Negli anni, Santiago trasformò il lotto dimenticato in qualcosa di tenero. Piantò bouganville dietro la lapide, così che i fiori fiorissero anche sotto il sole più cocente. Ogni settimana portava nuove calendule. Sistemava la terra con pietre levigate del fiume, affinché la pioggia non la lavasse via.

Eppure, una cosa non cambiò mai.

Non venne mai nessun visitatore.

Nemmeno una volta.
Doña Elvira non tornò mai. Nessun fiore lasciato da mani in lutto. Nessuna preghiera sussurrata da parenti. La tomba restava sola, immacolata e silenziosa.

A volte Santiago si chiedeva chi giacesse sotto quella terra. Un criminale cancellato dalla memoria? Un’anima abbandonata dal tempo? Oppure qualcuno amato così profondamente—e perso così completamente—che solo il denaro restava a vegliare il suo riposo?

Per alleviare il peso delle domande senza risposta, Santiago cominciò a parlare ad alta voce mentre lavorava.

“I mango costano poco quest’anno,” mormorava mentre spazzava le foglie. “Immagino che lì sotto non ti manchino, vero?”

“La pioggia è stata crudele questa stagione,” diceva mentre sostituiva la terra. “Spero che non faccia freddo per te.”

Era il suo modo di riempire il silenzio. Il suo modo di giustificare i soldi che riceveva da un dolore che non poteva vedere.

Poi, alla fine del quinto anno, mentre annaffiava la bouganville sotto un sole cocente, un’ombra cadde sulla tomba.

Doña Elvira era lì.

Questa volta senza occhiali. Solo il cappello, che ancora le nascondeva il volto.

Senza dire una parola, le premette tra le mani una piccola scatola di legno intagliata a mano.

E in quel momento Santiago capì che la tomba non era mai stata veramente senza nome.

Solo in attesa.

“Santiago. Oggi ricorre il quinto anno. Hai fatto un lavoro eccellente. Sei un uomo di parola.”

La voce di Doña Elvira era ancora roca, ma tremava leggermente. Guardò a lungo la tomba e poi si rivolse a lui.

“Ho un’ultima richiesta. Dentro questa scatola c’è un oggetto. Domani, con molta attenzione, posizionalo sulla lapide, nel punto più alto, dove ho lasciato un piccolo segno.”

Santiago raccolse la scatola. Voleva chiedere l’identità del defunto, ma tutto ciò che vedeva erano gli occhi stanchi di Doña Elvira. Nei suoi occhi c’era una profonda tristezza, ma anche una determinazione terrificante.

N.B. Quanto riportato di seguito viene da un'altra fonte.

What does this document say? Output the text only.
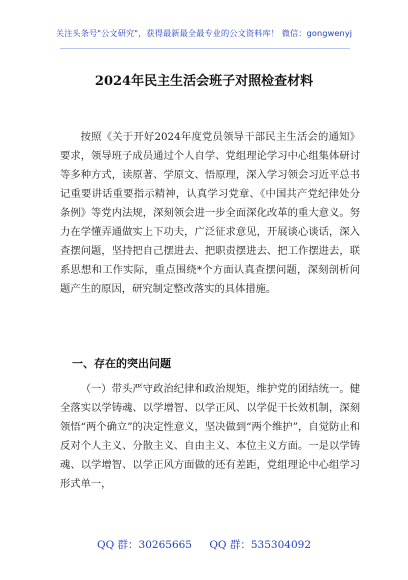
关注头条号"公文研究"，获得最新最全最专业的公文资料库！ 微信：gongwenyj
2024年民主生活会班子对照检查材料

按照《关于开好2024年度党员领导干部民主生活会的通知》要求，领导班子成员通过个人自学、党组理论学习中心组集体研讨等多种方式，读原著、学原文、悟原理，深入学习领会习近平总书记重要讲话重要指示精神，认真学习党章、《中国共产党纪律处分条例》等党内法规，深刻领会进一步全面深化改革的重大意义。努力在学懂弄通做实上下功夫，广泛征求意见，开展谈心谈话，深入查摆问题，坚持把自己摆进去、把职责摆进去、把工作摆进去，联系思想和工作实际，重点围绕*个方面认真查摆问题，深刻剖析问题产生的原因，研究制定整改落实的具体措施。

一、存在的突出问题

（一）带头严守政治纪律和政治规矩，维护党的团结统一。健全落实以学铸魂、以学增智、以学正风、以学促干长效机制，深刻领悟“两个确立”的决定性意义，坚决做到“两个维护”，自觉防止和反对个人主义、分散主义、自由主义、本位主义方面。一是以学铸魂、以学增智、以学正风方面做的还有差距，党组理论中心组学习形式单一，

QQ 群：30265665 QQ 群：535304092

“Fai solo ciò che ti chiedo. Dopo di questo, non dovrai più occuparti di questa tomba. Ti pagherò l’intero contratto del sesto anno come ringraziamento.”

Detto questo, Doña Elvira si voltò e la sua figura scomparve tra gli alberi del cimitero.

Quella notte, Santiago non riuscì a dormire. Terminare questo contratto significava non solo perdere una fonte importante di reddito, ma anche il sentimento di perdere un amico silenzioso di cinque anni. Aprì la scatola di legno.

All’interno c’era una cornice antica in bronzo, accuratamente lucidata. E la foto dentro…

Santiago sentì un brivido. Era la foto di un bambino di circa cinque anni, sorridente da un orecchio all’altro, mostrando il vuoto dove mancavano due denti anteriori. Il bambino indossava una maglietta a righe e stava accanto a un vaso di gerani in piena fioritura.

Santiago si alzò di scatto, illuminando la foto con la torcia del telefono.

Quella foto… era troppo familiare. Quel bambino era lui.